Arte-Doku über Jacques Derrida: Auf Abstand zum Zentrum

Zum 10. Todestag des Philosophen Jacques Derrida zeigt Arte eine Dokumentation über das Leben des Begründers der Dekonstruktion.

Er blieb stets auf Distanz zur institutionellen Philosophie: Jacques Derrida. Bild: Arte France

„Das Zentrum ist nicht das Zentrum“ lautet eine der paradox anmutenden Formulierungen Jacques Derridas. Dieser Satz zieht sich indirekt als Inszenierungsidee durch den gesamten Dokumentarfilm „Jacques Derrida oder Der Mut zum Denken“ der Filmemacherin Virginie Linhart und des Biografen Benoît Peeters über den französischen Philosophen, der heute vor 10 Jahren verstarb: Schon in der ersten Minute ist Derrida darin als Denker zu sehen, der sich am Rand hielt. Und zwar in seinem Haus in Ris-Orangis, einem Vorort von Paris.

Dieser „Abstand zum Zentrum“, den ihm sein Philosophen-Kollege Étienne Balibar in einer Szene bescheinigt, kennzeichnet viele Stationen im Leben Derridas. So wurde er 1930 als französischer Jude in Algerien geboren, das damals als Kolonie Frankreichs fernab des Hauptgeschehens lag. Als Jude wurde er diskriminiert: Er durfte 1942 nicht aufs französische Gymnasium, weil er durch die antisemitischen Gesetze des Vichy-Regimes seine französische Staatsbürgerschaft verloren hatte. Später in Frankreich brauchte er mehrere Anläufe, um an der École normale supérieure studieren zu können, und seine eigene Lehre sollte stets auf Distanz zur institutionellen Philosophie bleiben.

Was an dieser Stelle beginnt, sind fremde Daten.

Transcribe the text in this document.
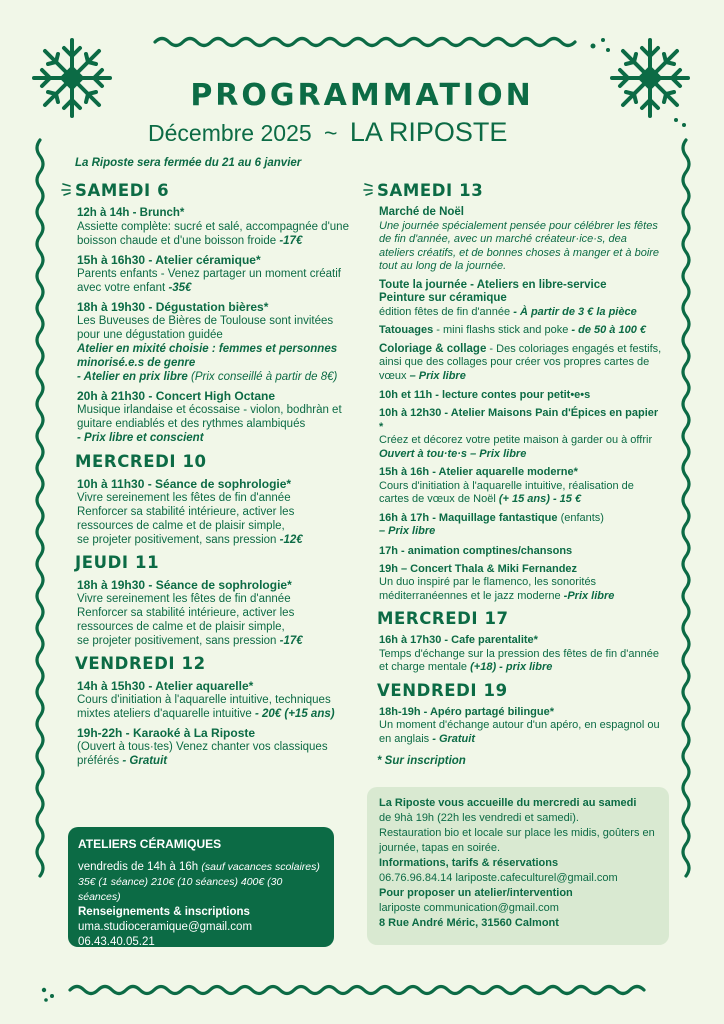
PROGRAMMATION
Décembre 2025 ~ LA RIPOSTE
La Riposte sera fermée du 21 au 6 janvier
SAMEDI 6
12h à 14h - Brunch*
Assiette complète: sucré et salé, accompagnée d'une boisson chaude et d'une boisson froide -17€
15h à 16h30 - Atelier céramique*
Parents enfants - Venez partager un moment créatif avec votre enfant -35€
18h à 19h30 - Dégustation bières*
Les Buveuses de Bières de Toulouse sont invitées pour une dégustation guidée
Atelier en mixité choisie : femmes et personnes minorisé.e.s de genre
- Atelier en prix libre (Prix conseillé à partir de 8€)
20h à 21h30 - Concert High Octane
Musique irlandaise et écossaise - violon, bodhràn et guitare endiablés et des rythmes alambiqués
- Prix libre et conscient
MERCREDI 10
10h à 11h30 - Séance de sophrologie*
Vivre sereinement les fêtes de fin d'année
Renforcer sa stabilité intérieure, activer les ressources de calme et de plaisir simple,
se projeter positivement, sans pression -12€
JEUDI 11
18h à 19h30 - Séance de sophrologie*
Vivre sereinement les fêtes de fin d'année
Renforcer sa stabilité intérieure, activer les ressources de calme et de plaisir simple,
se projeter positivement, sans pression -17€
VENDREDI 12
14h à 15h30 - Atelier aquarelle*
Cours d'initiation à l'aquarelle intuitive, techniques mixtes ateliers d'aquarelle intuitive - 20€ (+15 ans)
19h-22h - Karaoké à La Riposte
(Ouvert à tous·tes) Venez chanter vos classiques préférés - Gratuit
SAMEDI 13
Marché de Noël
Une journée spécialement pensée pour célébrer les fêtes de fin d'année, avec un marché créateur·ice·s, dea ateliers créatifs, et de bonnes choses à manger et à boire tout au long de la journée.
Toute la journée - Ateliers en libre-service
Peinture sur céramique
édition fêtes de fin d'année - À partir de 3 € la pièce
Tatouages - mini flashs stick and poke - de 50 à 100 €
Coloriage & collage - Des coloriages engagés et festifs, ainsi que des collages pour créer vos propres cartes de vœux – Prix libre
10h et 11h - lecture contes pour petit•e•s
10h à 12h30 - Atelier Maisons Pain d'Épices en papier *
Créez et décorez votre petite maison à garder ou à offrir Ouvert à tou·te·s – Prix libre
15h à 16h - Atelier aquarelle moderne*
Cours d'initiation à l'aquarelle intuitive, réalisation de cartes de vœux de Noël (+ 15 ans) - 15 €
16h à 17h - Maquillage fantastique (enfants)
– Prix libre
17h - animation comptines/chansons
19h – Concert Thala & Miki Fernandez
Un duo inspiré par le flamenco, les sonorités méditerranéennes et le jazz moderne -Prix libre
MERCREDI 17
16h à 17h30 - Cafe parentalite*
Temps d'échange sur la pression des fêtes de fin d'année et charge mentale (+18) - prix libre
VENDREDI 19
18h-19h - Apéro partagé bilingue*
Un moment d'échange autour d'un apéro, en espagnol ou en anglais - Gratuit
* Sur inscription
ATELIERS CÉRAMIQUES
vendredis de 14h à 16h (sauf vacances scolaires)
35€ (1 séance) 210€ (10 séances) 400€ (30 séances)
Renseignements & inscriptions
uma.studioceramique@gmail.com
06.43.40.05.21
La Riposte vous accueille du mercredi au samedi
de 9hà 19h (22h les vendredi et samedi).
Restauration bio et locale sur place les midis, goûters en journée, tapas en soirée.
Informations, tarifs & réservations
06.76.96.84.14 lariposte.cafeculturel@gmail.com
Pour proposer un atelier/intervention
lariposte communication@gmail.com
8 Rue André Méric, 31560 Calmont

Von diesen Stationen erzählt der Film ebenso wie von der Kritik, die Derrida erntete, als er sich 1968, inmitten der Pariser Studentenunruhen, nicht an den revolutionären Bestrebungen seines weitgehend marxistischen Berufsstands beteiligte, sondern in ein von Einfamilienhäusern dominiertes Viertel von Ris-Orangis zog, wo er bis zu seinem Tod wohnte. Diese Zurückhaltung brachte ihm den Ruf ein, „unpolitisch“ zu sein, wie man an den Einschätzungen Balibars oder der Psychoanalytikerin Élisabeth Roudinesco ermessen kann, die in ihm ausdrücklich „keinen Revolutionär“ sahen.

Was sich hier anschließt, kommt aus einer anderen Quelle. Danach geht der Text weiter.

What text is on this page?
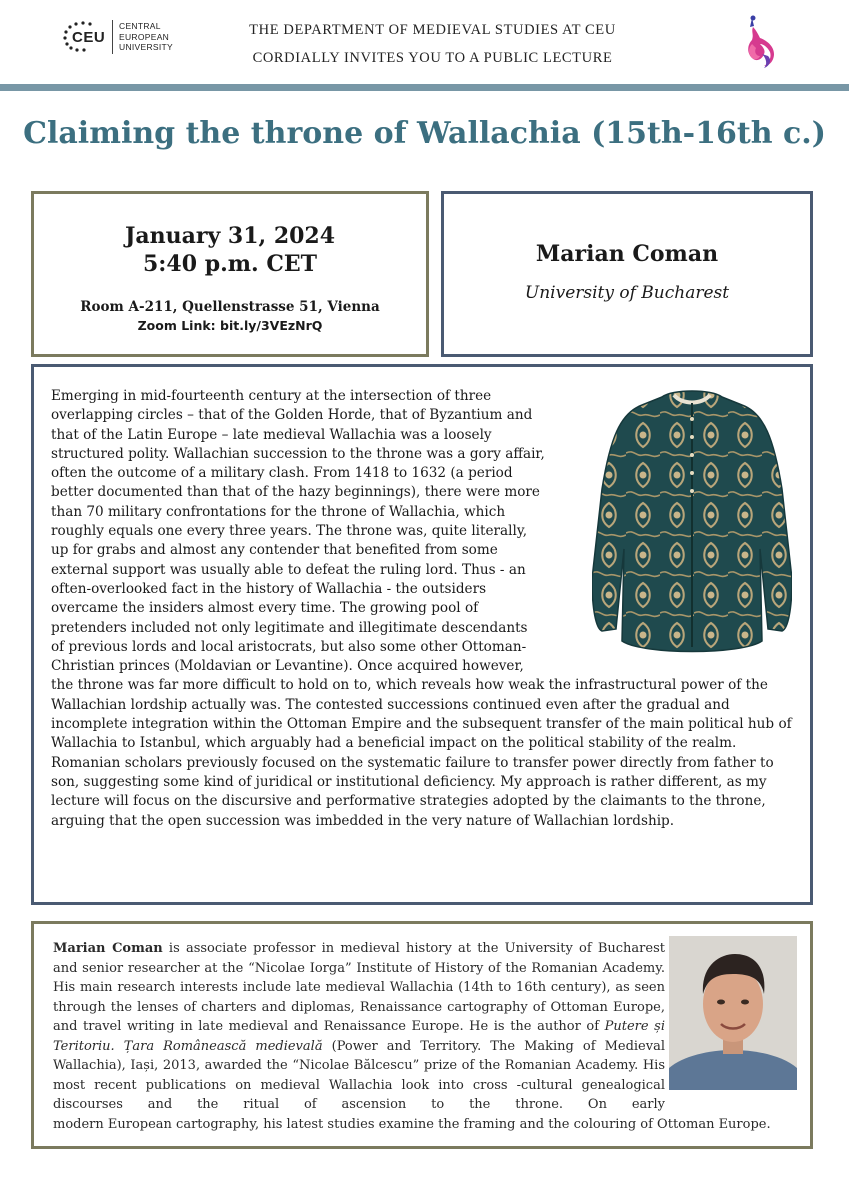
CEU
CENTRAL
EUROPEAN
UNIVERSITY
THE DEPARTMENT OF MEDIEVAL STUDIES AT CEU
CORDIALLY INVITES YOU TO A PUBLIC LECTURE
Claiming the throne of Wallachia (15th-16th c.)
January 31, 2024
5:40 p.m. CET
Room A-211, Quellenstrasse 51, Vienna
Zoom Link: bit.ly/3VEzNrQ
Marian Coman
University of Bucharest

Emerging in mid-fourteenth century at the intersection of three
overlapping circles – that of the Golden Horde, that of Byzantium and
that of the Latin Europe – late medieval Wallachia was a loosely
structured polity. Wallachian succession to the throne was a gory affair,
often the outcome of a military clash. From 1418 to 1632 (a period
better documented than that of the hazy beginnings), there were more
than 70 military confrontations for the throne of Wallachia, which
roughly equals one every three years. The throne was, quite literally,
up for grabs and almost any contender that benefited from some
external support was usually able to defeat the ruling lord. Thus - an
often-overlooked fact in the history of Wallachia - the outsiders
overcame the insiders almost every time. The growing pool of
pretenders included not only legitimate and illegitimate descendants
of previous lords and local aristocrats, but also some other Ottoman-
Christian princes (Moldavian or Levantine). Once acquired however,
the throne was far more difficult to hold on to, which reveals how weak the infrastructural power of the Wallachian lordship actually was. The contested successions continued even after the gradual and incomplete integration within the Ottoman Empire and the subsequent transfer of the main political hub of Wallachia to Istanbul, which arguably had a beneficial impact on the political stability of the realm. Romanian scholars previously focused on the systematic failure to transfer power directly from father to son, suggesting some kind of juridical or institutional deficiency. My approach is rather different, as my lecture will focus on the discursive and performative strategies adopted by the claimants to the throne, arguing that the open succession was imbedded in the very nature of Wallachian lordship.

Marian Coman is associate professor in medieval history at the University of Bucharest and senior researcher at the “Nicolae Iorga” Institute of History of the Romanian Academy. His main research interests include late medieval Wallachia (14th to 16th century), as seen through the lenses of charters and diplomas, Renaissance cartography of Ottoman Europe, and travel writing in late medieval and Renaissance Europe. He is the author of Putere și Teritoriu. Țara Românească medievală (Power and Territory. The Making of Medieval Wallachia), Iași, 2013, awarded the “Nicolae Bălcescu” prize of the Romanian Academy. His most recent publications on medieval Wallachia look into cross -cultural genealogical discourses and the ritual of ascension to the throne. On early
modern European cartography, his latest studies examine the framing and the colouring of Ottoman Europe.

Derrida selbst ist in einigen Fernsehaufzeichnungen von Debattenrunden zu erleben, wie er von seiner spektakulären Reise nach Prag zurückkehrt, umringt von Presseleuten, weil er die Dissidenten der Charta 77 getroffen hatte, von der tschechoslowakischen Polizei jedoch mit untergeschobenen Drogen für mehrere Tage ins Gefängnis gesteckt worden war. Man sieht ihn auch in seinem Seminar an der Pariser École des Hautes Études en Sciences Sociales, an der er als „directeur de recherche“ wirkte, oder wie er in den USA, zum Theoriestar avanciert, von ergriffenen Studentinnen die Hand geschüttelt bekommt.

Es fehlt der Denker Derrida

„Jacques Derrida oder Der Mut zum Denken“, Mittwoch 8. Oktober, 21.45 Uhr, Arte.

Neben den genannten Zeitzeugen kommen weitere Weggefährten wie die Schriftstellerin Hélène Cixous und die US-Dekonstruktivistin Avital Ronell zur Sprache. Was der Film weniger in den Blick bekommt, ist der Denker Derrida. Zugegebenermaßen ist das keine einfache Aufgabe und erst recht keine für einen Film von 50 Minuten. Doch erfahren die Zuschauer leider wenig über den von Derrida geprägten Begriff der „Dekonstruktion“ – abgesehen davon, dass dieser Ansatz internationalen Einfluss auf die Geisteswissenschaften hatte. Andere zentrale Begriffe wie den der „Différance“ bringen Linhart und Peeters erst gar nicht ins Spiel.

Am nächsten kommt der Film der Philosophie Derridas in Sätzen wie dem von Ronell, die an einer Stelle bemerkt: „Dekonstruktion hat die Leute immer dazu angetrieben, die Texte wirklich zu lesen, anstatt sie voller Respekt anzugehen.“ Man ahnt: Es geht um gründliche Lektüre, genaues Hinschauen. Was für philosophische Interpretationsstrategien dabei im Einzelnen zum Tragen kommen, bleibt offen. Insofern verspricht der Untertitel „Der Mut zum Denken“ mehr, als der Film bieten kann.